I learned that if you confront one bully, all the others will back off - permanently.
Great story. And you're absolutely right.
My brother had a similar one. He was a small boy as a teen, and worse, our father was a principal at this high school, so he got picked on a lot and also endured some physical abuse, though nothing quite as serious as all the beatings described in this thread (as far as I know), always by the same group of boys. Of course, he was a victim purely on the fact that he was small, quiet, and was the principal's son, but then again, when did bullies ever need a reason to bully someone?

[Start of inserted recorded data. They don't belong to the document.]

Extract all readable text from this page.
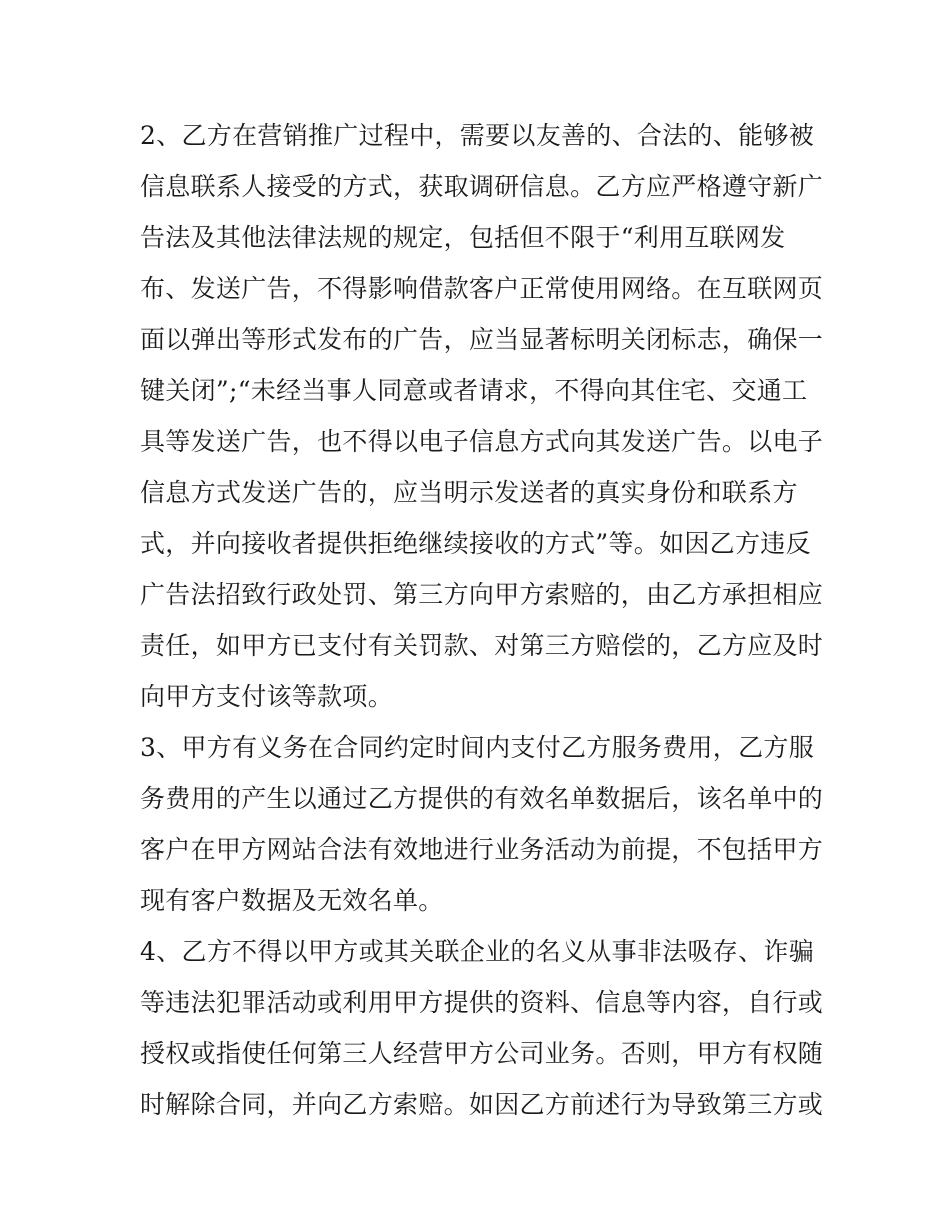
2、乙方在营销推广过程中，需要以友善的、合法的、能够被
信息联系人接受的方式，获取调研信息。乙方应严格遵守新广
告法及其他法律法规的规定，包括但不限于“利用互联网发
布、发送广告，不得影响借款客户正常使用网络。在互联网页
面以弹出等形式发布的广告，应当显著标明关闭标志，确保一
键关闭”;“未经当事人同意或者请求，不得向其住宅、交通工
具等发送广告，也不得以电子信息方式向其发送广告。以电子
信息方式发送广告的，应当明示发送者的真实身份和联系方
式，并向接收者提供拒绝继续接收的方式”等。如因乙方违反
广告法招致行政处罚、第三方向甲方索赔的，由乙方承担相应
责任，如甲方已支付有关罚款、对第三方赔偿的，乙方应及时
向甲方支付该等款项。
3、甲方有义务在合同约定时间内支付乙方服务费用，乙方服
务费用的产生以通过乙方提供的有效名单数据后，该名单中的
客户在甲方网站合法有效地进行业务活动为前提，不包括甲方
现有客户数据及无效名单。
4、乙方不得以甲方或其关联企业的名义从事非法吸存、诈骗
等违法犯罪活动或利用甲方提供的资料、信息等内容，自行或
授权或指使任何第三人经营甲方公司业务。否则，甲方有权随
时解除合同，并向乙方索赔。如因乙方前述行为导致第三方或
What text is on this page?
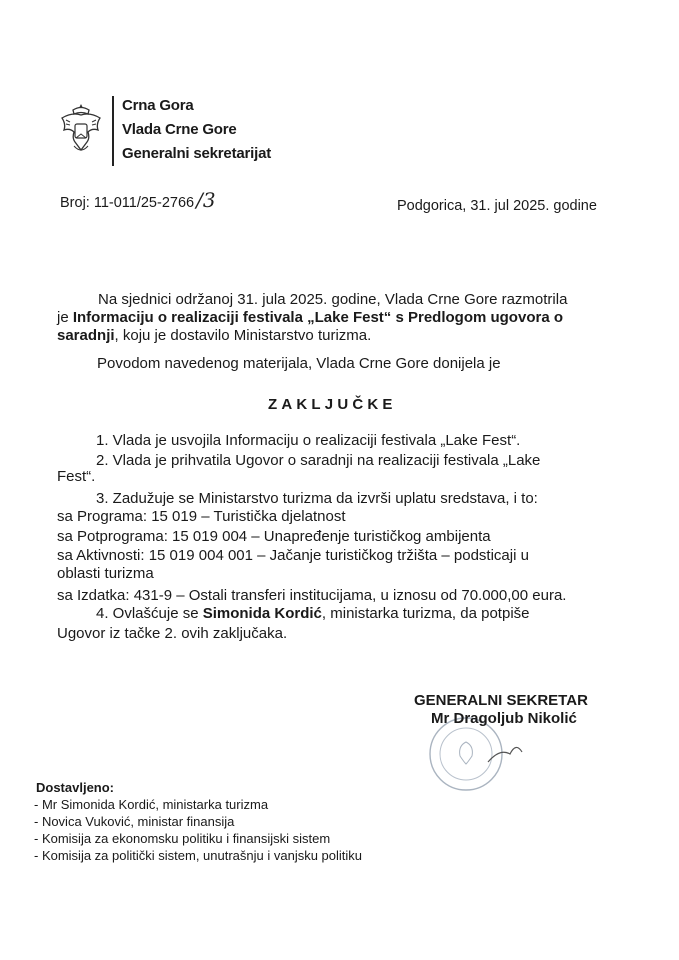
Crna Gora
Vlada Crne Gore
Generalni sekretarijat
Broj: 11-011/25-2766 /3	Podgorica, 31. jul 2025. godine
Na sjednici održanoj 31. jula 2025. godine, Vlada Crne Gore razmotrila
je Informaciju o realizaciji festivala „Lake Fest“ s Predlogom ugovora o
saradnji, koju je dostavilo Ministarstvo turizma.
Povodom navedenog materijala, Vlada Crne Gore donijela je
ZAKLJUČKE
1. Vlada je usvojila Informaciju o realizaciji festivala „Lake Fest“.
2. Vlada je prihvatila Ugovor o saradnji na realizaciji festivala „Lake
Fest“.
3. Zadužuje se Ministarstvo turizma da izvrši uplatu sredstava, i to:
sa Programa: 15 019 – Turistička djelatnost
sa Potprograma: 15 019 004 – Unapređenje turističkog ambijenta
sa Aktivnosti: 15 019 004 001 – Jačanje turističkog tržišta – podsticaji u
oblasti turizma
sa Izdatka: 431-9 – Ostali transferi institucijama, u iznosu od 70.000,00 eura.
4. Ovlašćuje se Simonida Kordić, ministarka turizma, da potpiše
Ugovor iz tačke 2. ovih zaključaka.
GENERALNI SEKRETAR
Mr Dragoljub Nikolić
Dostavljeno:
- Mr Simonida Kordić, ministarka turizma
- Novica Vuković, ministar finansija
- Komisija za ekonomsku politiku i finansijski sistem
- Komisija za politički sistem, unutrašnju i vanjsku politiku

One day, he encountered one of those boys, who happened to be alone. Strangely, that boy didn't bully him when he wasn't with his gang. This happened a few times until one day the boy decided he could probably get away with bullying my brother without his gang, too, and so he tried. Since he was alone, though, my brother, though smaller than him, decided it was time to defend himself, and grabbed the kid and shoved him in the wall. After a punch or two in the belly, he told the boy to leave him the hell alone. My brother said he vividly recalls the kid's shocked surprise; I guess he never expected the smaller kid to fight back. He wasn't bullied since. He considers himself lucky to have been able to fight back, since most bullies always stick together as group.
As for me... I can't say I've ever really been bullied. Picked on a lot, yes, was very unpopular, but verbal assaults never made any impression on me since I had endured far worse from my two older brothers growing up

and the taunts I gave back were usually sharper than they'd expect. The only times I was physically bullied was in elementary school; once, a boy kept teasing me, so I teased him back, and apparently he didn't like that so he threw a snowball to my face. Only that snowball hurt like hell, because it was actually a ball of frozen ice covered in a bit of snow. When my brother (the same as earlier -- keep in mind he's 8 years older than me

) asked about the bruise, he told me that if that kid ever tried to hurt me again, to tell him right away and he'd beat the crap out of him. Luckily (for me and for that kid), it never happened haha.
And the other time was by this insane and violent girl who bullied -everyone-. She was a very troubled child, come to think of it, probably endured a lot of abuse at home.... She was stronger than your average boy and picked fights with everyone. She once elbowed a boy (not a small one, too, an athletic kid, at least for elementary school) so bad in the back that they had to call an ambulance. I knew to avoid her, but somehow I encountered her once, not sure what the circumstances were. All she did was lift me by the collar and stick me against the wall (my legs were dangling, I was a very short girl in elementary school but she was freakishly strong for a 10 year old girl or so), uttering threats, then she thankfully released me and I never encountered her again.
I'm not sure if I could really call this girl a bully, since I don't think (to my vague recollection) she'd single out someone as a long-term target. I actually kind of feel sorry for her, unlike most bullies like the kids who bullied my brother and those described in this thread.